— Умная.
— А почему писать не может?
— Языка у нее нету, один лай. Вот винтика ей одного и не хватает, одного только. Недошурупывает она, дай ей тот винтик — и уже не пес, а человек. А у человека, отними его — он уже пес. Когда у человека разума нет… он пес, сука, один лай. Потому что из волков родство, и оно тысячами лет меряется.
— Почему птицы летают? — спрашиваю деда.
— Эти? Аль эти? — хитрит Нерчинск. Ведь он не знает, но достоинство свое уронить не желает. — Ах, эти? Ага, понятно… Кость у них пустая, и хвост к тому же из пера. Что такое птица, а? Пух и перья, думаешь? Голова и хвост, считаешь? Нет, ишо дуется она — наберет вовнутрь воздуху, ее вверх вихрем и подбрасывает.
— А пчела? Пчела тоже дуется?
Дед задумывается — как же так, у пчелы и костей нет, и не дуется она… а все-таки летит?
— А если Шарик надуется? Или кот, к примеру? Полетят они? — прицепился я к деду.
— Шарик не полетит, — грустно утверждает дед. — Не возьмет его струя. И хвост у него кобелиный, для руля никак не способный.
— Так почему же птицы летают? — требую у него.
— Ну что ты привязался ко мне, — взрывается дед. — Каждому свое. Змея ползает, лошадь бегает, птица порхает. А рыба, пескарь какой-нибудь, плавает… Мне это дело думается так — есть в жизни, в глубине ее, в самой пучине спрятано такое, что всему ход дает.

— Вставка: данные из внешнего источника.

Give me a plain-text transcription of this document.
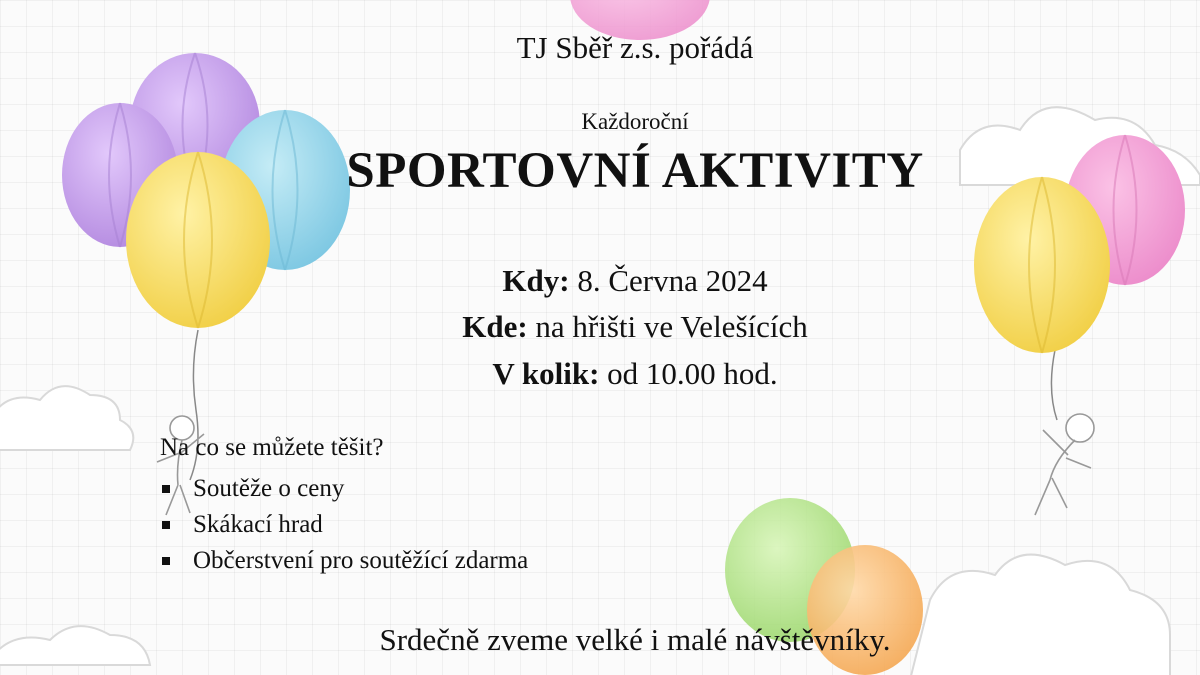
TJ Sběř z.s. pořádá
Každoroční
SPORTOVNÍ AKTIVITY
Kdy: 8. Června 2024
Kde: na hřišti ve Velešících
V kolik: od 10.00 hod.
Na co se můžete těšit?
Soutěže o ceny
Skákací hrad
Občerstvení pro soutěžící zdarma
Srdečně zveme velké i malé návštěvníky.
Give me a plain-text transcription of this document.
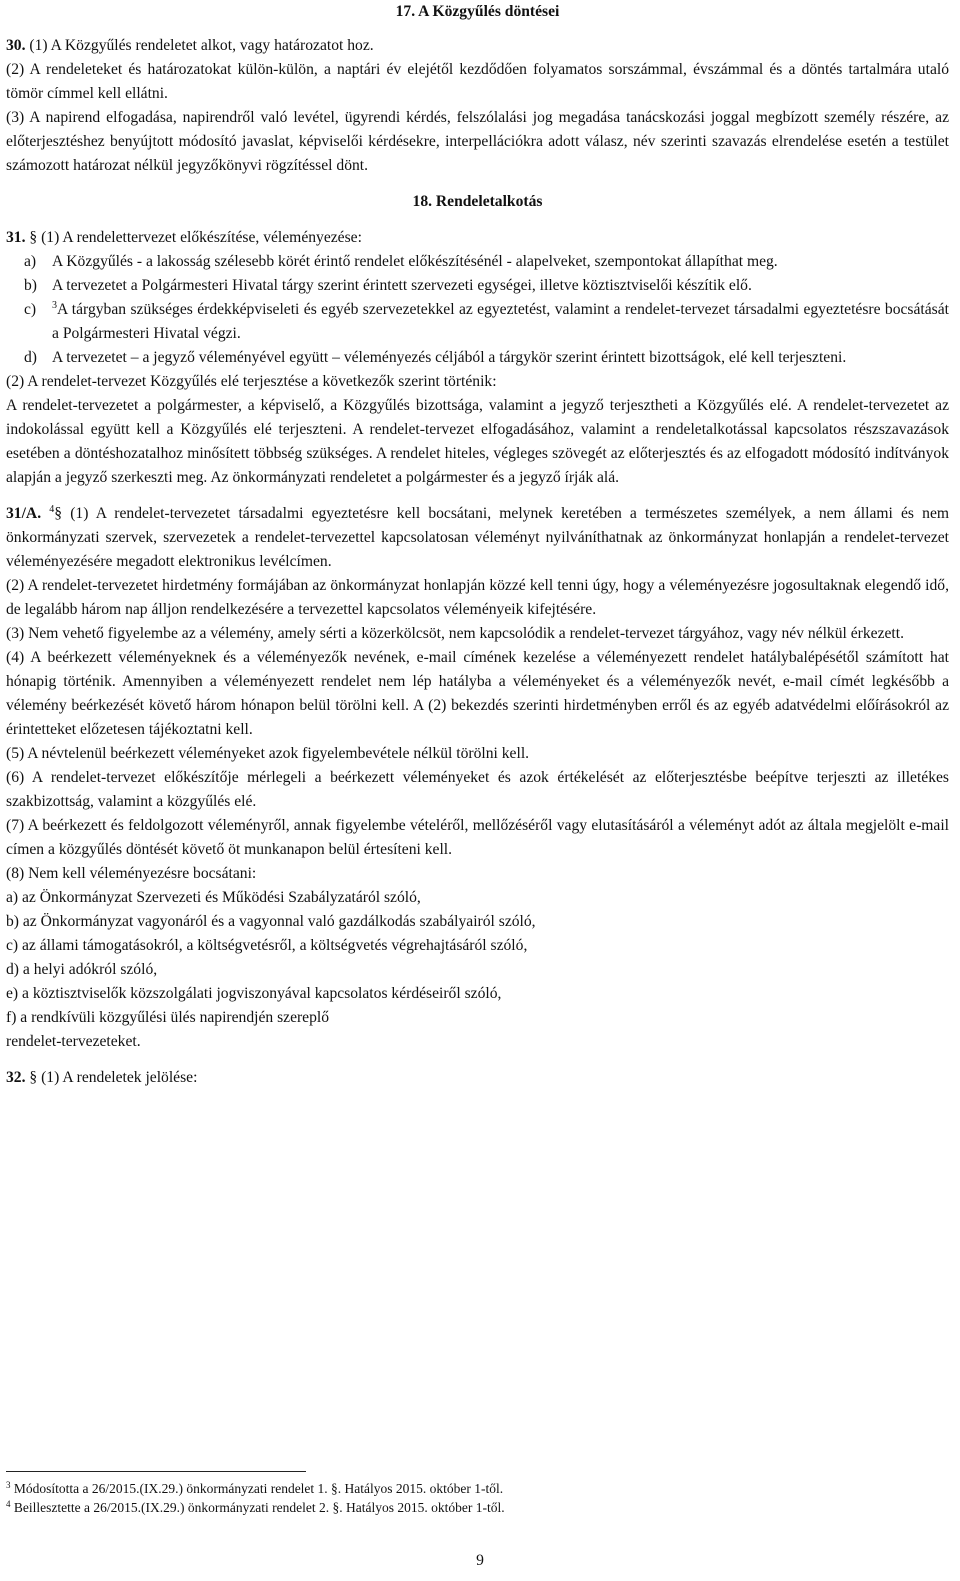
17. A Közgyűlés döntései

30. (1) A Közgyűlés rendeletet alkot, vagy határozatot hoz.

(2) A rendeleteket és határozatokat külön-külön, a naptári év elejétől kezdődően folyamatos sorszámmal, évszámmal és a döntés tartalmára utaló tömör címmel kell ellátni.

(3) A napirend elfogadása, napirendről való levétel, ügyrendi kérdés, felszólalási jog megadása tanácskozási joggal megbízott személy részére, az előterjesztéshez benyújtott módosító javaslat, képviselői kérdésekre, interpellációkra adott válasz, név szerinti szavazás elrendelése esetén a testület számozott határozat nélkül jegyzőkönyvi rögzítéssel dönt.

18. Rendeletalkotás

31. § (1) A rendelettervezet előkészítése, véleményezése:

a)	A Közgyűlés - a lakosság szélesebb körét érintő rendelet előkészítésénél - alapelveket, szempontokat állapíthat meg.
b) A tervezetet a Polgármesteri Hivatal tárgy szerint érintett szervezeti egységei, illetve köztisztviselői készítik elő.
c)	$^3$A tárgyban szükséges érdekképviseleti és egyéb szervezetekkel az egyeztetést, valamint a rendelet-tervezet társadalmi egyeztetésre bocsátását a Polgármesteri Hivatal végzi.
d) A tervezetet – a jegyző véleményével együtt – véleményezés céljából a tárgykör szerint érintett bizottságok, elé kell terjeszteni.

(2) A rendelet-tervezet Közgyűlés elé terjesztése a következők szerint történik:

A rendelet-tervezetet a polgármester, a képviselő, a Közgyűlés bizottsága, valamint a jegyző terjesztheti a Közgyűlés elé. A rendelet-tervezetet az indokolással együtt kell a Közgyűlés elé terjeszteni. A rendelet-tervezet elfogadásához, valamint a rendeletalkotással kapcsolatos részszavazások esetében a döntéshozatalhoz minősített többség szükséges. A rendelet hiteles, végleges szövegét az előterjesztés és az elfogadott módosító indítványok alapján a jegyző szerkeszti meg. Az önkormányzati rendeletet a polgármester és a jegyző írják alá.

31/A. $^4$§ (1) A rendelet-tervezetet társadalmi egyeztetésre kell bocsátani, melynek keretében a természetes személyek, a nem állami és nem önkormányzati szervek, szervezetek a rendelet-tervezettel kapcsolatosan véleményt nyilváníthatnak az önkormányzat honlapján a rendelet-tervezet véleményezésére megadott elektronikus levélcímen.

(2) A rendelet-tervezetet hirdetmény formájában az önkormányzat honlapján közzé kell tenni úgy, hogy a véleményezésre jogosultaknak elegendő idő, de legalább három nap álljon rendelkezésére a tervezettel kapcsolatos véleményeik kifejtésére.

(3) Nem vehető figyelembe az a vélemény, amely sérti a közerkölcsöt, nem kapcsolódik a rendelet-tervezet tárgyához, vagy név nélkül érkezett.

(4) A beérkezett véleményeknek és a véleményezők nevének, e-mail címének kezelése a véleményezett rendelet hatálybalépésétől számított hat hónapig történik. Amennyiben a véleményezett rendelet nem lép hatályba a véleményeket és a véleményezők nevét, e-mail címét legkésőbb a vélemény beérkezését követő három hónapon belül törölni kell. A (2) bekezdés szerinti hirdetményben erről és az egyéb adatvédelmi előírásokról az érintetteket előzetesen tájékoztatni kell.

(5) A névtelenül beérkezett véleményeket azok figyelembevétele nélkül törölni kell.

(6) A rendelet-tervezet előkészítője mérlegeli a beérkezett véleményeket és azok értékelését az előterjesztésbe beépítve terjeszti az illetékes szakbizottság, valamint a közgyűlés elé.

(7) A beérkezett és feldolgozott véleményről, annak figyelembe vételéről, mellőzéséről vagy elutasításáról a véleményt adót az általa megjelölt e-mail címen a közgyűlés döntését követő öt munkanapon belül értesíteni kell.

(8) Nem kell véleményezésre bocsátani:

a) az Önkormányzat Szervezeti és Működési Szabályzatáról szóló,

b) az Önkormányzat vagyonáról és a vagyonnal való gazdálkodás szabályairól szóló,

c) az állami támogatásokról, a költségvetésről, a költségvetés végrehajtásáról szóló,

d) a helyi adókról szóló,

e) a köztisztviselők közszolgálati jogviszonyával kapcsolatos kérdéseiről szóló,

f) a rendkívüli közgyűlési ülés napirendjén szereplő

rendelet-tervezeteket.

32. § (1) A rendeletek jelölése:

$^3$ Módosította a 26/2015.(IX.29.) önkormányzati rendelet 1. §. Hatályos 2015. október 1-től.
$^4$ Beillesztette a 26/2015.(IX.29.) önkormányzati rendelet 2. §. Hatályos 2015. október 1-től.
9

А може, птица и не виновна в том, что в небо поднялась, а змея меж камня кольца кружит. Ясно тебе?
— Нисколечки мне не ясно. Что может быть такое — всему ход давать? Трактор — у того мотор, у часов же — гиря.
— А? — сердится дед, и его охватывает смятение. — Вот собака и волк — похожи? Ясно… Лось тебе и корова. И кажется мне, что собака, Шарик наш, похож то на волка, то на медведя, то на лисовина, будто у них дед один был, а они внучата у него. Дед у них помер, а внучата разбрелись: один — в степь, другой — в лес, а третий — в нору, и вид у них, обличье другое стало. И еще, — наклоняется он ко мне, — еще думается мне, что у всех, кто обитается на земле, был один отец и одна мать. Но мы того никогда не узнаем, — грустно закончил он. — Не проникает туда взор мой, да…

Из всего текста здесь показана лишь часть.